Many professional photographers discuss how nice it is to use a tripod to force one to slow down and think about the creative process in getting the shot. There are few times when you would be rushed to get the photo unless you simply were not prepared for that day's shoot.
Despite the deliberate manner of setting up a tripod and getting your camera place on it one of the most common errors a photographer makes is not tightening everything down. All those movement options with knobs for release and tightening can be a point of failure in keeping your shot steady. Make sure everything is tight once you get the photo framed how you like it.
Touching the Camera
There is almost no way one can press the shutter button and not vibrate the camera even on the sturdiest surface or tripod. Even if it was possible there is no reason to touch the camera to take the shot when a remote shutter or the 2 second timer can be used.

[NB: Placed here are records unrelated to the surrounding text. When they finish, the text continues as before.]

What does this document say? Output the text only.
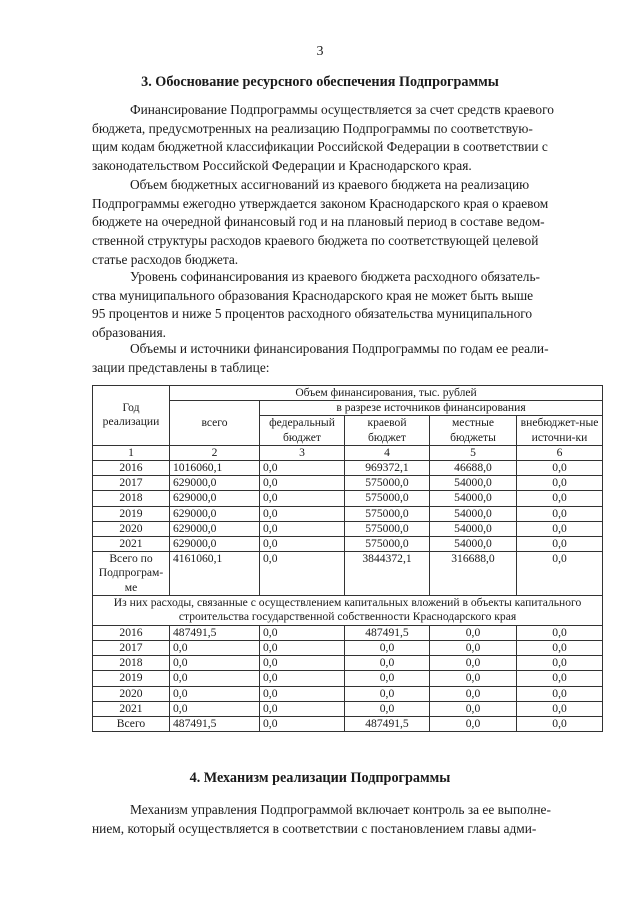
3
3. Обоснование ресурсного обеспечения Подпрограммы

Финансирование Подпрограммы осуществляется за счет средств краевого
бюджета, предусмотренных на реализацию Подпрограммы по соответствую-
щим кодам бюджетной классификации Российской Федерации в соответствии с
законодательством Российской Федерации и Краснодарского края.

Объем бюджетных ассигнований из краевого бюджета на реализацию
Подпрограммы ежегодно утверждается законом Краснодарского края о краевом
бюджете на очередной финансовый год и на плановый период в составе ведом-
ственной структуры расходов краевого бюджета по соответствующей целевой
статье расходов бюджета.

Уровень софинансирования из краевого бюджета расходного обязатель-
ства муниципального образования Краснодарского края не может быть выше
95 процентов и ниже 5 процентов расходного обязательства муниципального
образования.

Объемы и источники финансирования Подпрограммы по годам ее реали-
зации представлены в таблице:

Год реализации	Объем финансирования, тыс. рублей				
	всего	в разрезе источников финансирования			
		федеральный бюджет	краевой бюджет	местные бюджеты	внебюджет-ные источни-ки
1	2	3	4	5	6
2016	1016060,1	0,0	969372,1	46688,0	0,0
2017	629000,0	0,0	575000,0	54000,0	0,0
2018	629000,0	0,0	575000,0	54000,0	0,0
2019	629000,0	0,0	575000,0	54000,0	0,0
2020	629000,0	0,0	575000,0	54000,0	0,0
2021	629000,0	0,0	575000,0	54000,0	0,0
Всего по Подпрограм-ме	4161060,1	0,0	3844372,1	316688,0	0,0
Из них расходы, связанные с осуществлением капитальных вложений в объекты капитального строительства государственной собственности Краснодарского края					
2016	487491,5	0,0	487491,5	0,0	0,0
2017	0,0	0,0	0,0	0,0	0,0
2018	0,0	0,0	0,0	0,0	0,0
2019	0,0	0,0	0,0	0,0	0,0
2020	0,0	0,0	0,0	0,0	0,0
2021	0,0	0,0	0,0	0,0	0,0
Всего	487491,5	0,0	487491,5	0,0	0,0
4. Механизм реализации Подпрограммы

Механизм управления Подпрограммой включает контроль за ее выполне-
нием, который осуществляется в соответствии с постановлением главы адми-
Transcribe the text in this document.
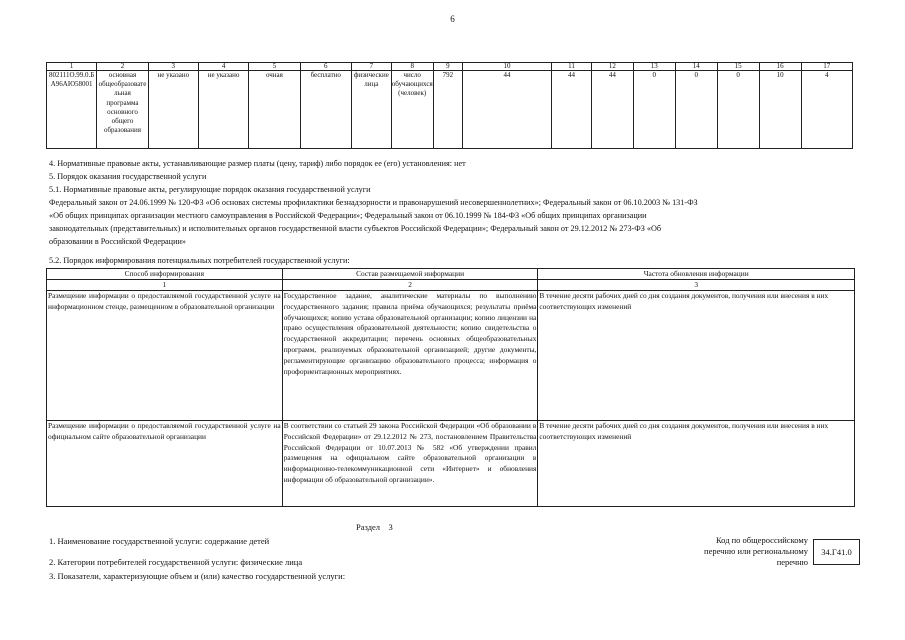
6
1	2	3	4	5	6	7	8	9	10	11	12	13	14	15	16	17
802111О.99.0.БА96АЮ58001	основная общеобразовательная программа основного общего образования	не указано	не указано	очная	бесплатно	физические лица	число обучающихся (человек)	792	44	44	44	0	0	0	10	4
4. Нормативные правовые акты, устанавливающие размер платы (цену, тариф) либо порядок ее (его) установления: нет
5. Порядок оказания государственной услуги
5.1. Нормативные правовые акты, регулирующие порядок оказания государственной услуги
Федеральный закон от 24.06.1999 № 120-ФЗ «Об основах системы профилактики безнадзорности и правонарушений несовершеннолетних»; Федеральный закон от 06.10.2003 № 131-ФЗ
«Об общих принципах организации местного самоуправления в Российской Федерации»; Федеральный закон от 06.10.1999 № 184-ФЗ «Об общих принципах организации
законодательных (представительных) и исполнительных органов государственной власти субъектов Российской Федерации»; Федеральный закон от 29.12.2012 № 273-ФЗ «Об
образовании в Российской Федерации»
5.2. Порядок информирования потенциальных потребителей государственной услуги:
Способ информирования	Состав размещаемой информации	Частота обновления информации
1	2	3
Размещение информации о предоставляемой государственной услуге на информационном стенде, размещенном в образовательной организации	Государственное задание, аналитические материалы по выполнению государственного задания; правила приёма обучающихся; результаты приёма обучающихся; копию устава образовательной организации; копию лицензии на право осуществления образовательной деятельности; копию свидетельства о государственной аккредитации; перечень основных общеобразовательных программ, реализуемых образовательной организацией; другие документы, регламентирующие организацию образовательного процесса; информация о профориентационных мероприятиях.	В течение десяти рабочих дней со дня создания документов, получения или внесения в них соответствующих изменений
Размещение информации о предоставляемой государственной услуге на официальном сайте образовательной организации	В соответствии со статьей 29 закона Российской Федерации «Об образовании в Российской Федерации» от 29.12.2012 № 273, постановлением Правительства Российской Федерации от 10.07.2013 № 582 «Об утверждении правил размещения на официальном сайте образовательной организации в информационно-телекоммуникационной сети «Интернет» и обновления информации об образовательной организации».	В течение десяти рабочих дней со дня создания документов, получения или внесения в них соответствующих изменений
Раздел    3
1. Наименование государственной услуги: содержание детей
2. Категории потребителей государственной услуги: физические лица
3. Показатели, характеризующие объем и (или) качество государственной услуги:
Код по общероссийскому перечню или региональному перечню
34.Г41.0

A remote shutter is going to cost a little cash while the timer is a built in feature for digital cameras. The remote shutter is going to be a nice thing to have in your camera kit as it can also be used for long exposure photography among other photography disciplines.
However, if you are on location and the remote shutter is not functioning or you simply do not have one then using the 2-second tier is perfectly useful. The idea is to get you hands of the camera when the photo is being taken.

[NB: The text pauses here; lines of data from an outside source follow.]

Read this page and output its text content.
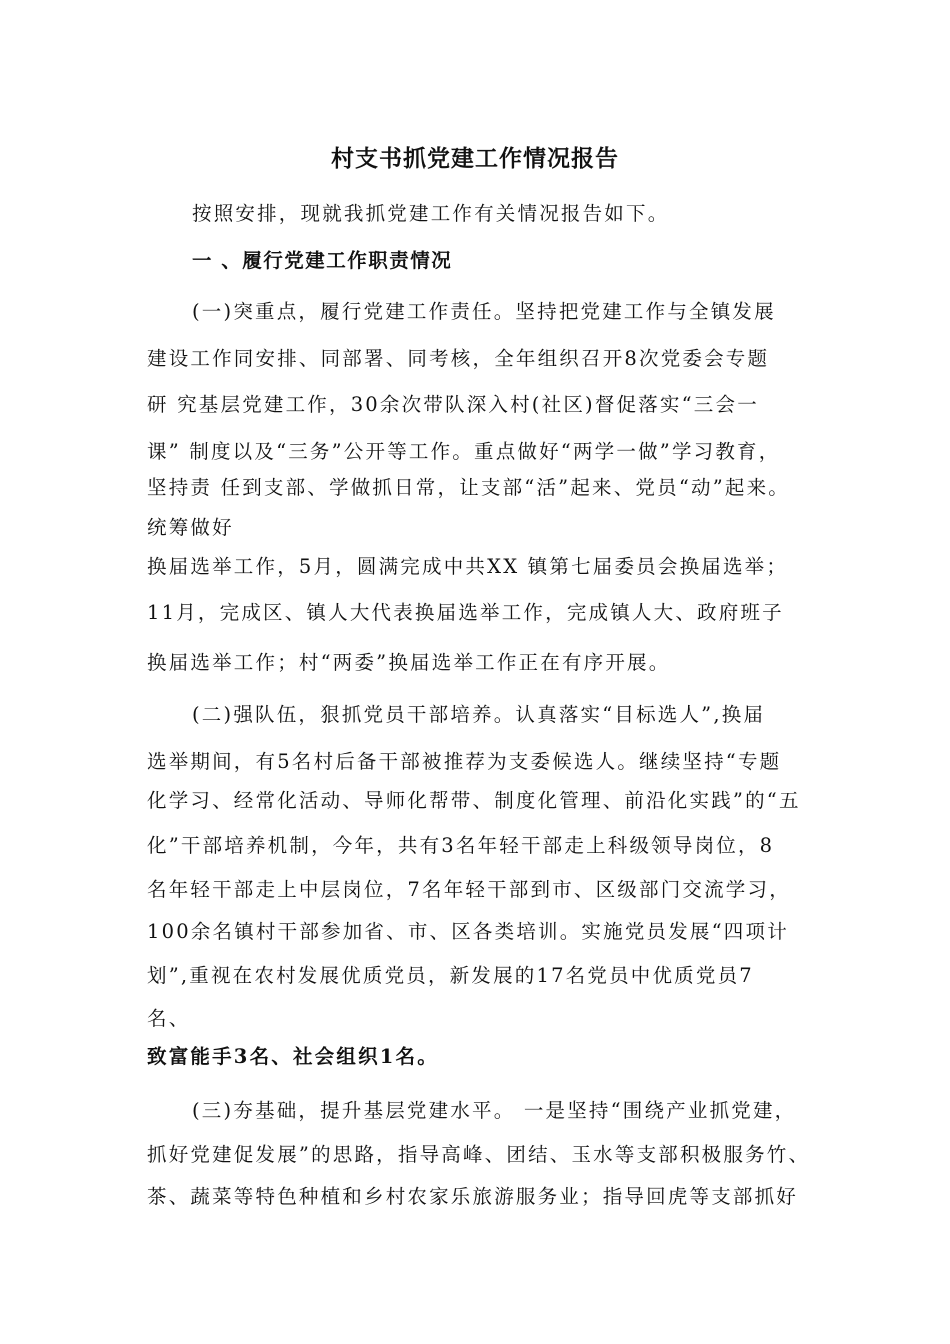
村支书抓党建工作情况报告
按照安排，现就我抓党建工作有关情况报告如下。
一 、履行党建工作职责情况
(一)突重点，履行党建工作责任。坚持把党建工作与全镇发展
建设工作同安排、同部署、同考核，全年组织召开8次党委会专题
研 究基层党建工作，30余次带队深入村(社区)督促落实“三会一
课” 制度以及“三务”公开等工作。重点做好“两学一做”学习教育，
坚持责 任到支部、学做抓日常，让支部“活”起来、党员“动”起来。
统筹做好
换届选举工作，5月，圆满完成中共XX 镇第七届委员会换届选举；
11月，完成区、镇人大代表换届选举工作，完成镇人大、政府班子
换届选举工作；村“两委”换届选举工作正在有序开展。
(二)强队伍，狠抓党员干部培养。认真落实“目标选人”,换届
选举期间，有5名村后备干部被推荐为支委候选人。继续坚持“专题
化学习、经常化活动、导师化帮带、制度化管理、前沿化实践”的“五
化”干部培养机制，今年，共有3名年轻干部走上科级领导岗位，8
名年轻干部走上中层岗位，7名年轻干部到市、区级部门交流学习，
100余名镇村干部参加省、市、区各类培训。实施党员发展“四项计
划”,重视在农村发展优质党员，新发展的17名党员中优质党员7
名、
致富能手3名、社会组织1名。
(三)夯基础，提升基层党建水平。 一是坚持“围绕产业抓党建，
抓好党建促发展”的思路，指导高峰、团结、玉水等支部积极服务竹、
茶、蔬菜等特色种植和乡村农家乐旅游服务业；指导回虎等支部抓好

Using a tripod negates the need for lens stabilization. This is fantastic when hand holding your shots as the mechanism adjusts for the slight movement that is introduce. However, if there is no movement the mechanism is trying to compensate for movement that is just simply not there. This can have the added affect of creating camera shake. Bottom line: turn off image stabilization
DSLR Mirror Lock
If the camera being used is a DSLR there is no reason not to lock the mirror to avoid the slight vibration of the mirror mechanism. Most cameras in the Live View mode already locks the mirror for the shot. However it is worth looking into the manual to see exactly how to lock a mirror specifically for whatever camera is being used to avoid any possibility of camera shake. Obviously using a mirrorless camera avoids this problem.
Most tripods have the ability to add weight to the center column. Add sandbags, small weights or a bag of whatever is available to hang in the center of the tripod. This will have the affect of stabilizing the tripod by anchoring the legs into the ground.

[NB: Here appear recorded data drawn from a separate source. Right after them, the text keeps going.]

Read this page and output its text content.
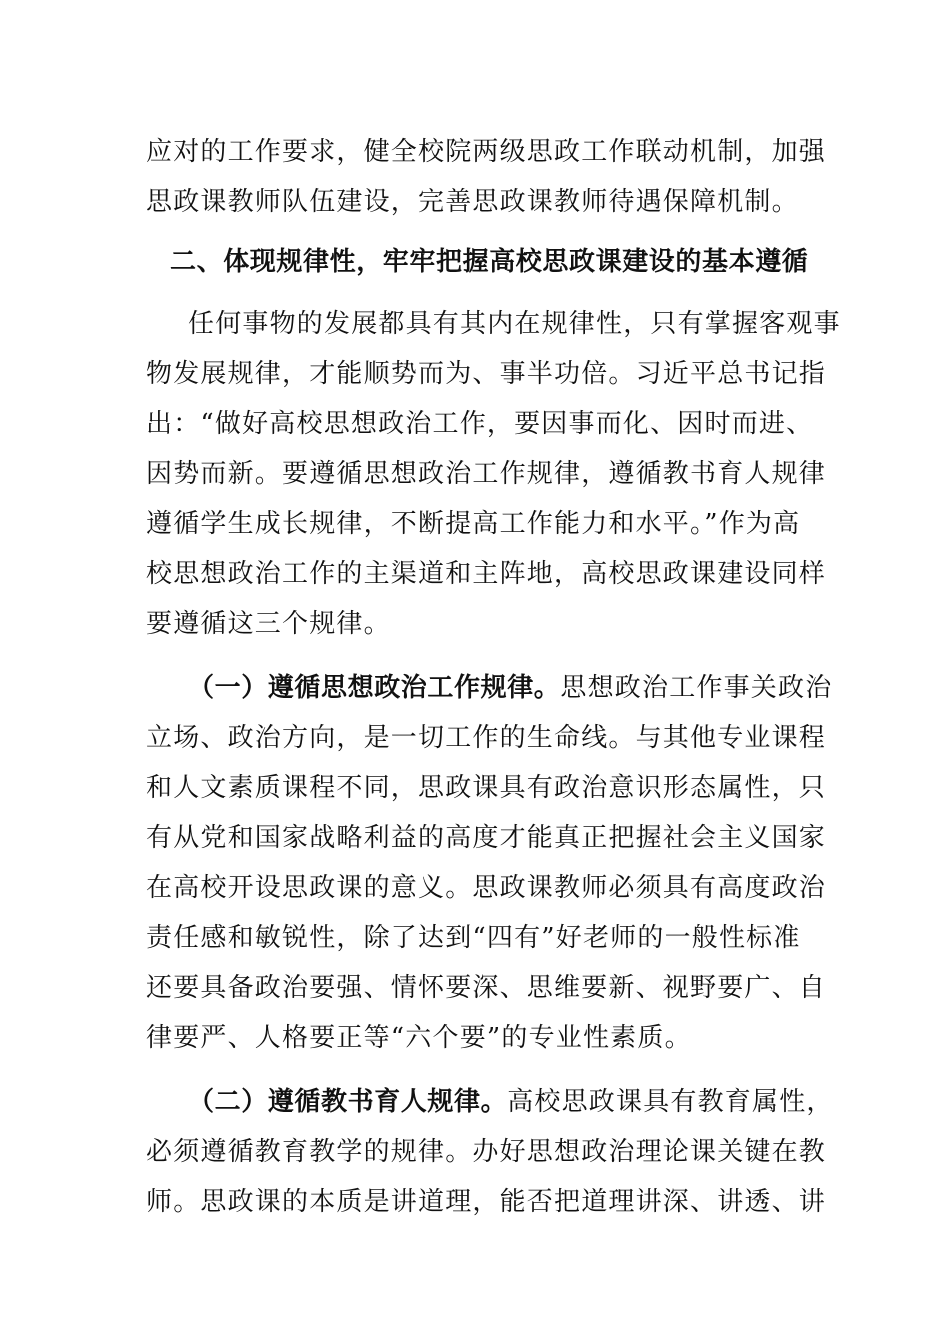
应对的工作要求，健全校院两级思政工作联动机制，加强
思政课教师队伍建设，完善思政课教师待遇保障机制。
二、体现规律性，牢牢把握高校思政课建设的基本遵循
任何事物的发展都具有其内在规律性，只有掌握客观事
物发展规律，才能顺势而为、事半功倍。习近平总书记指
出：“做好高校思想政治工作，要因事而化、因时而进、
因势而新。要遵循思想政治工作规律，遵循教书育人规律
遵循学生成长规律，不断提高工作能力和水平。”作为高
校思想政治工作的主渠道和主阵地，高校思政课建设同样
要遵循这三个规律。
（一）遵循思想政治工作规律。思想政治工作事关政治
立场、政治方向，是一切工作的生命线。与其他专业课程
和人文素质课程不同，思政课具有政治意识形态属性，只
有从党和国家战略利益的高度才能真正把握社会主义国家
在高校开设思政课的意义。思政课教师必须具有高度政治
责任感和敏锐性，除了达到“四有”好老师的一般性标准
还要具备政治要强、情怀要深、思维要新、视野要广、自
律要严、人格要正等“六个要”的专业性素质。
（二）遵循教书育人规律。高校思政课具有教育属性，
必须遵循教育教学的规律。办好思想政治理论课关键在教
师。思政课的本质是讲道理，能否把道理讲深、讲透、讲
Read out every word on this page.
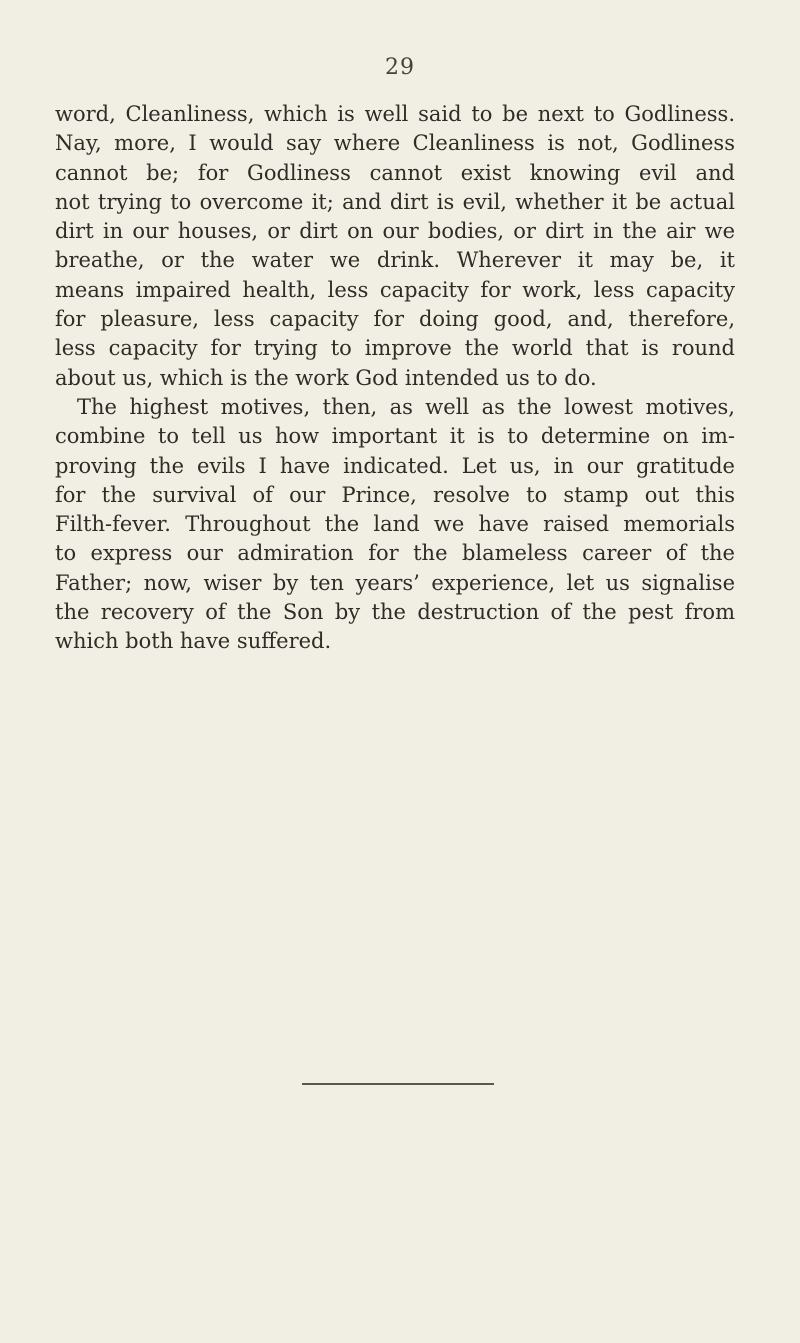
29
word, Cleanliness, which is well said to be next to Godliness.
Nay, more, I would say where Cleanliness is not, Godliness
cannot be; for Godliness cannot exist knowing evil and
not trying to overcome it; and dirt is evil, whether it be actual
dirt in our houses, or dirt on our bodies, or dirt in the air we
breathe, or the water we drink. Wherever it may be, it
means impaired health, less capacity for work, less capacity
for pleasure, less capacity for doing good, and, therefore,
less capacity for trying to improve the world that is round
about us, which is the work God intended us to do.
The highest motives, then, as well as the lowest motives,
combine to tell us how important it is to determine on im-
proving the evils I have indicated. Let us, in our gratitude
for the survival of our Prince, resolve to stamp out this
Filth-fever. Throughout the land we have raised memorials
to express our admiration for the blameless career of the
Father; now, wiser by ten years’ experience, let us signalise
the recovery of the Son by the destruction of the pest from
which both have suffered.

An interesting technique to further stabilize the tripod is to place a beanbag onto the top of the camera and lens. Obviously this only works if the knobs and screws are sufficiently tightened across the camera base. However, it can help if there is a concern about movement from the shutter.
Using the Wrong Aperture
Landscape photography is one discipline where having the fastest lens is not necessarily needed. Most landscape photographers prefer using a smaller aperture like f/ll or f/16. A little experimentation to find the sweet spot of a particular lens is necessary. Cranking a lens down to, say, f/22 could introduce light infraction and make the image less sharp.
Using a shallow depth of field f-stop like f/2.8 is great if you are trying to create focus on a close subject while blurring the background. This is certainly a creative use of landscape photography but for the most part a smaller apertures will suffice in most typical landscape photography composition.
Getting sharp landscape photography is a process of making sure that camera shake is avoided as well as ensuring the correct settings are enabled in the camera. Landscape photographers each have their own tips and tricks to avoid blurry images. Nothing is worse than returning to the post-processing rig only to discover there are elements of the photo that cannot be fixed due to camera shake or unfortunate focusing. Hopefully these tips will help when trying to get the best landscape photo possible.